MORNING SERIAL
‘I saw a man being controlled by a machine, when it ought to be the other way round,’ my father told me. ‘Mind you,’ he said, ‘that’s why your Dada has arms like Popeye.’
By the time I came along, Dada had moved on to clean work on the production line at the enormous Hoover factory in Pentrebach, which he would continue until retirement. My father would follow him there, but as an apprentice and then a production engineer, thanks to the secondary education he had enjoyed, but which was denied his own father. Of all the good things of the earth that were withheld from those generations – decent housing, clothes and food, medicine, warmth and comfort – the thing most malign was the denial of the chance to learn. This was the greatest cruelty.
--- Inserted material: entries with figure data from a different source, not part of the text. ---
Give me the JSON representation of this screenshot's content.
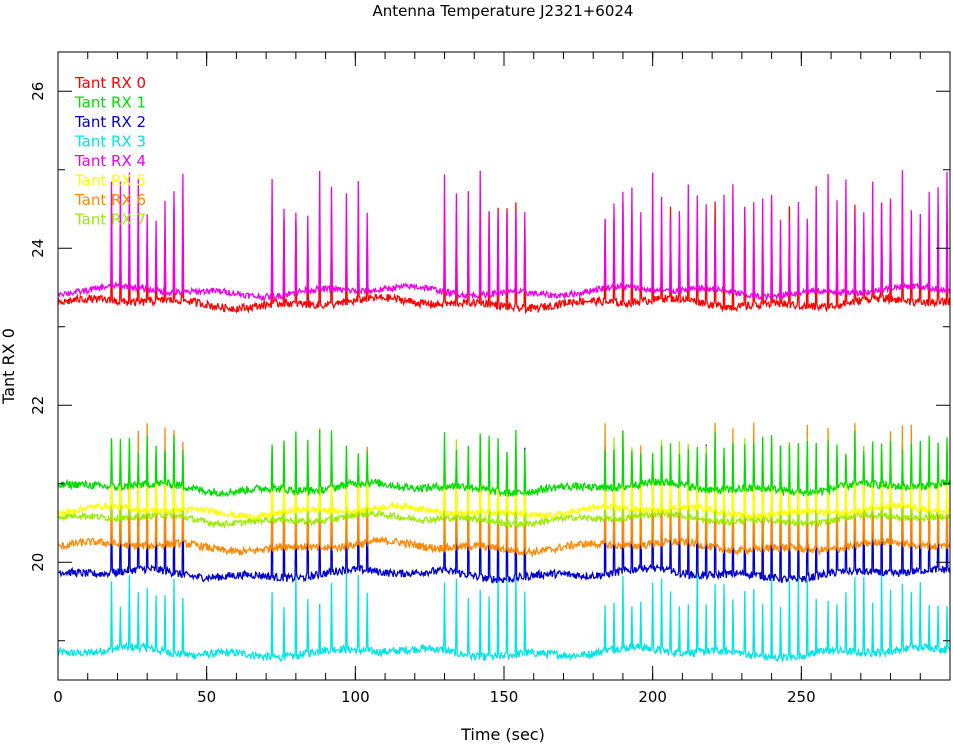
{
  "chart_data": {
    "type": "line",
    "title": "Antenna Temperature J2321+6024",
    "xlabel": "Time (sec)",
    "ylabel": "Tant RX 0",
    "xlim": [
      0,
      300
    ],
    "ylim": [
      18.5,
      26.5
    ],
    "x_ticks": [
      0,
      50,
      100,
      150,
      200,
      250
    ],
    "y_ticks": [
      20,
      22,
      24,
      26
    ],
    "legend_position": "top-left",
    "grid": false,
    "spike_times": [
      18,
      21,
      24,
      27,
      30,
      33,
      36,
      39,
      42,
      72,
      76,
      80,
      84,
      88,
      92,
      97,
      101,
      104,
      130,
      134,
      138,
      142,
      145,
      148,
      151,
      154,
      157,
      184,
      187,
      190,
      193,
      196,
      200,
      203,
      206,
      209,
      212,
      215,
      218,
      221,
      224,
      227,
      231,
      234,
      237,
      240,
      243,
      246,
      249,
      252,
      255,
      259,
      262,
      265,
      268,
      271,
      274,
      277,
      280,
      284,
      287,
      290,
      293,
      296,
      299
    ],
    "series": [
      {
        "name": "Tant RX 0",
        "color": "#ff0000",
        "baseline": 23.3,
        "noise": 0.05,
        "spike_peak": 24.6
      },
      {
        "name": "Tant RX 1",
        "color": "#00dd00",
        "baseline": 20.95,
        "noise": 0.05,
        "spike_peak": 21.7
      },
      {
        "name": "Tant RX 2",
        "color": "#0000cc",
        "baseline": 19.85,
        "noise": 0.05,
        "spike_peak": 21.5
      },
      {
        "name": "Tant RX 3",
        "color": "#00e5e5",
        "baseline": 18.85,
        "noise": 0.05,
        "spike_peak": 19.9
      },
      {
        "name": "Tant RX 4",
        "color": "#ee00ee",
        "baseline": 23.45,
        "noise": 0.04,
        "spike_peak": 25.0
      },
      {
        "name": "Tant RX 5",
        "color": "#ffff00",
        "baseline": 20.65,
        "noise": 0.04,
        "spike_peak": 21.3
      },
      {
        "name": "Tant RX 6",
        "color": "#ff8800",
        "baseline": 20.2,
        "noise": 0.05,
        "spike_peak": 21.8
      },
      {
        "name": "Tant RX 7",
        "color": "#99ee00",
        "baseline": 20.55,
        "noise": 0.04,
        "spike_peak": 21.6
      }
    ]
  }
}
Outside of work, my grandfather was always busy. ‘Jack of all trades, master of none’, my grandmother used to say. His garden was his chief concern but he could manage basic carpentry and bricklaying, he could glaze a window, paint and decorate and even cobble shoes on an iron last he kept in his shed. I recall him mixing cement with my father to build our lean-to bathroom, shifting the heavy mixture with seeming ease, handling the shovel methodically with his big blue-veined hands. The only jobs he steered clear of were those involving the innards of machinery or of electrical wiring, which was just as well as the village had quite enough amateur electricians, men whose expertise was gleaned from a partial understanding of the industrial electrics of the pit, but who were nonetheless enthusiastic to ‘have a go’ at domestic wiring.
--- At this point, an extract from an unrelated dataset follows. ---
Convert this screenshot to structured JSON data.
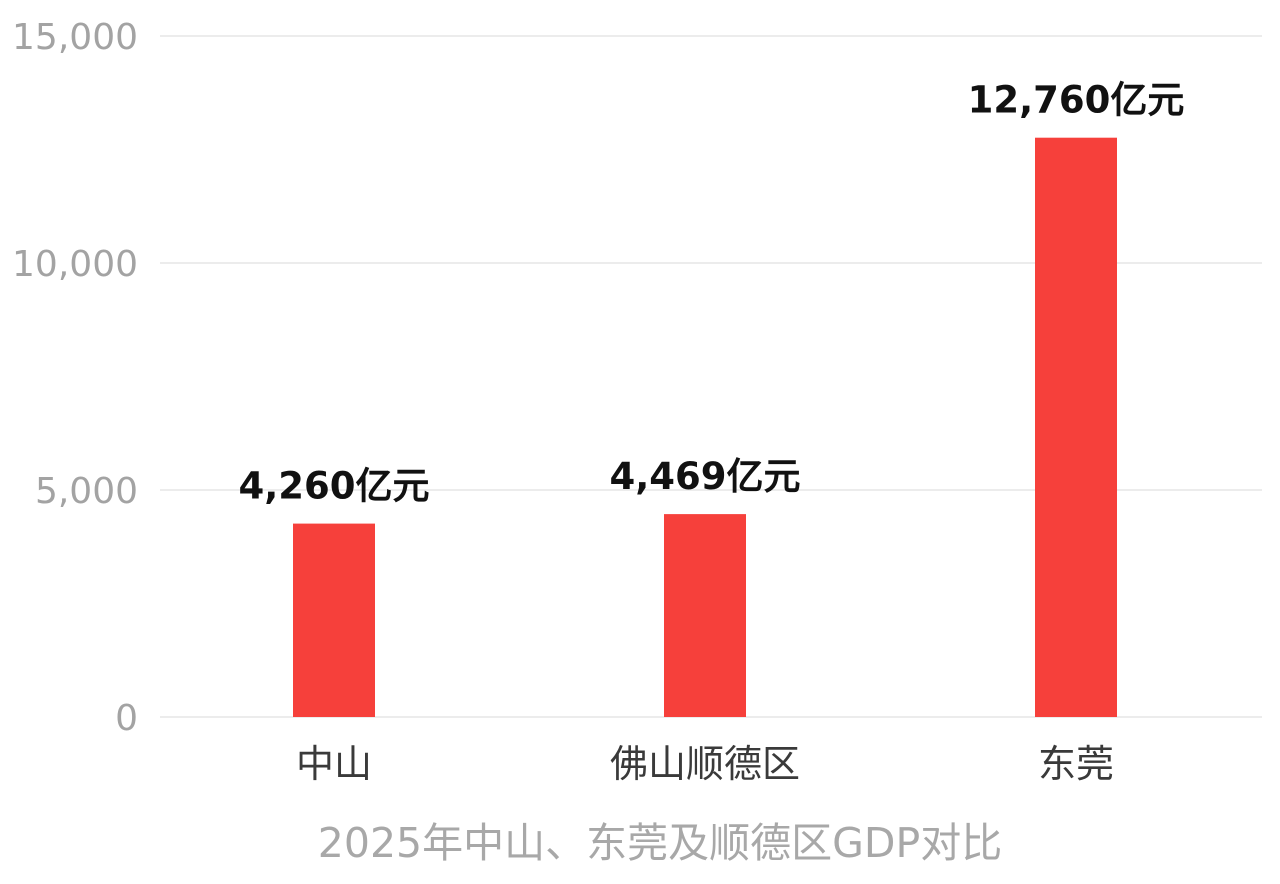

Though he very rarely talked politics, my grandfather laid the blame for past misfortunes squarely at the door of the Tory Party. ‘They’d chain you to the workbench if they could,’ he said.
Even so, as evidence of the durability of working class Conservatism, nearly every Valleys community could at that time boast a ‘Con’ club (the word ‘Constitutional’ often standing in euphemistically for ‘Conservative’).